Pyxidis-Manim-CodeGen-1.7B: Specialized Math Animation Code Generation
Pyxidis-Manim-CodeGen-1.7B is an experimental 1.7 billion parameter model developed by prithivMLmods, specifically fine-tuned on Qwen/Qwen3-1.7B using Manim-CodeGen code traces. Its core purpose is to generate Python code for mathematical animations using the Manim library, making it a highly specialized tool for educational and research-driven visualization.
Key Capabilities
- Manim-Specific Code Generation: Optimized for Python-based animation scripting of mathematical concepts and visual proofs.
- Math + Code Synergy: Generates step-by-step mathematical derivations alongside corresponding Manim animation code.
- Animation Workflow Optimization: Produces structured code for Manim scenes, transformations, graphs, and equations, reducing manual effort.
- Python-Centric Reasoning: Focuses on generating clean, modular, and reusable Python code for animation pipelines.
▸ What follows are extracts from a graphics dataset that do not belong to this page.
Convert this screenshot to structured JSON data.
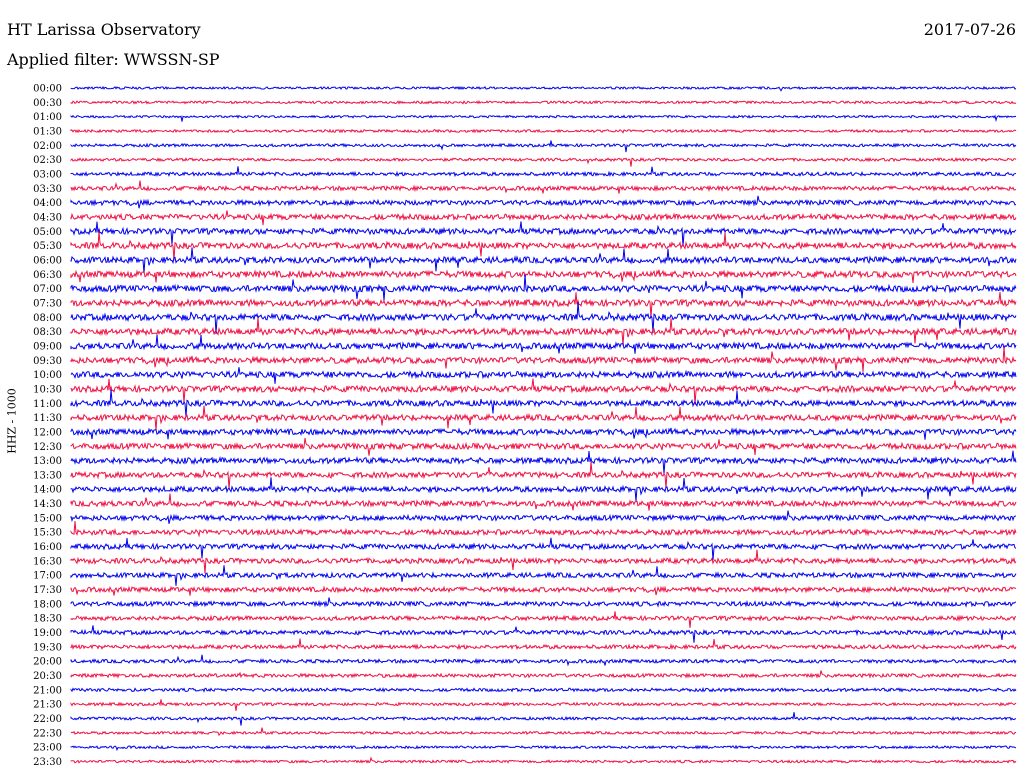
{
  "header": {
    "station": "HT Larissa Observatory",
    "date": "2017-07-26",
    "filter": "Applied filter: WWSSN-SP"
  },
  "channel": "HHZ - 1000",
  "colors": {
    "odd_row": "#0000ee",
    "even_row": "#ee1144",
    "background": "#ffffff"
  },
  "rows": [
    {
      "label": "00:00",
      "color": "blue",
      "activity": 0.15
    },
    {
      "label": "00:30",
      "color": "red",
      "activity": 0.2
    },
    {
      "label": "01:00",
      "color": "blue",
      "activity": 0.15
    },
    {
      "label": "01:30",
      "color": "red",
      "activity": 0.2
    },
    {
      "label": "02:00",
      "color": "blue",
      "activity": 0.25
    },
    {
      "label": "02:30",
      "color": "red",
      "activity": 0.25
    },
    {
      "label": "03:00",
      "color": "blue",
      "activity": 0.35
    },
    {
      "label": "03:30",
      "color": "red",
      "activity": 0.45
    },
    {
      "label": "04:00",
      "color": "blue",
      "activity": 0.55
    },
    {
      "label": "04:30",
      "color": "red",
      "activity": 0.65
    },
    {
      "label": "05:00",
      "color": "blue",
      "activity": 0.7
    },
    {
      "label": "05:30",
      "color": "red",
      "activity": 0.75
    },
    {
      "label": "06:00",
      "color": "blue",
      "activity": 0.75
    },
    {
      "label": "06:30",
      "color": "red",
      "activity": 0.8
    },
    {
      "label": "07:00",
      "color": "blue",
      "activity": 0.8
    },
    {
      "label": "07:30",
      "color": "red",
      "activity": 0.8
    },
    {
      "label": "08:00",
      "color": "blue",
      "activity": 0.8
    },
    {
      "label": "08:30",
      "color": "red",
      "activity": 0.8
    },
    {
      "label": "09:00",
      "color": "blue",
      "activity": 0.75
    },
    {
      "label": "09:30",
      "color": "red",
      "activity": 0.75
    },
    {
      "label": "10:00",
      "color": "blue",
      "activity": 0.75
    },
    {
      "label": "10:30",
      "color": "red",
      "activity": 0.75
    },
    {
      "label": "11:00",
      "color": "blue",
      "activity": 0.7
    },
    {
      "label": "11:30",
      "color": "red",
      "activity": 0.7
    },
    {
      "label": "12:00",
      "color": "blue",
      "activity": 0.7
    },
    {
      "label": "12:30",
      "color": "red",
      "activity": 0.7
    },
    {
      "label": "13:00",
      "color": "blue",
      "activity": 0.7
    },
    {
      "label": "13:30",
      "color": "red",
      "activity": 0.65
    },
    {
      "label": "14:00",
      "color": "blue",
      "activity": 0.65
    },
    {
      "label": "14:30",
      "color": "red",
      "activity": 0.65
    },
    {
      "label": "15:00",
      "color": "blue",
      "activity": 0.6
    },
    {
      "label": "15:30",
      "color": "red",
      "activity": 0.6
    },
    {
      "label": "16:00",
      "color": "blue",
      "activity": 0.6
    },
    {
      "label": "16:30",
      "color": "red",
      "activity": 0.6
    },
    {
      "label": "17:00",
      "color": "blue",
      "activity": 0.55
    },
    {
      "label": "17:30",
      "color": "red",
      "activity": 0.55
    },
    {
      "label": "18:00",
      "color": "blue",
      "activity": 0.5
    },
    {
      "label": "18:30",
      "color": "red",
      "activity": 0.45
    },
    {
      "label": "19:00",
      "color": "blue",
      "activity": 0.45
    },
    {
      "label": "19:30",
      "color": "red",
      "activity": 0.4
    },
    {
      "label": "20:00",
      "color": "blue",
      "activity": 0.35
    },
    {
      "label": "20:30",
      "color": "red",
      "activity": 0.35
    },
    {
      "label": "21:00",
      "color": "blue",
      "activity": 0.3
    },
    {
      "label": "21:30",
      "color": "red",
      "activity": 0.25
    },
    {
      "label": "22:00",
      "color": "blue",
      "activity": 0.25
    },
    {
      "label": "22:30",
      "color": "red",
      "activity": 0.2
    },
    {
      "label": "23:00",
      "color": "blue",
      "activity": 0.2
    },
    {
      "label": "23:30",
      "color": "red",
      "activity": 0.2
    }
  ]
}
- Structured Output: Capable of outputting in Python, Markdown, and LaTeX formats, suitable for tutorials and automated content generation.
- Lightweight & Specialized: Designed for Manim coding efficiency with a deployable footprint, ideal for GPU clusters and research labs.
Intended Use Cases
- Manim-based math animation coding for research, teaching, and content creation.
- Educational visualization assistant to convert mathematical problems into animated explanations.
- Python tutoring tool for workflows involving mathematical animations.
- Prototype generator for interactive STEM video content.
Limitations
As an experimental model, it may require manual debugging of generated code. It is limited to Manim coding workflows and is not a general-purpose code assistant. Complex multi-scene projects may require iterative refinement, and its optimization prioritizes structured math and animation reasoning over general dialogue.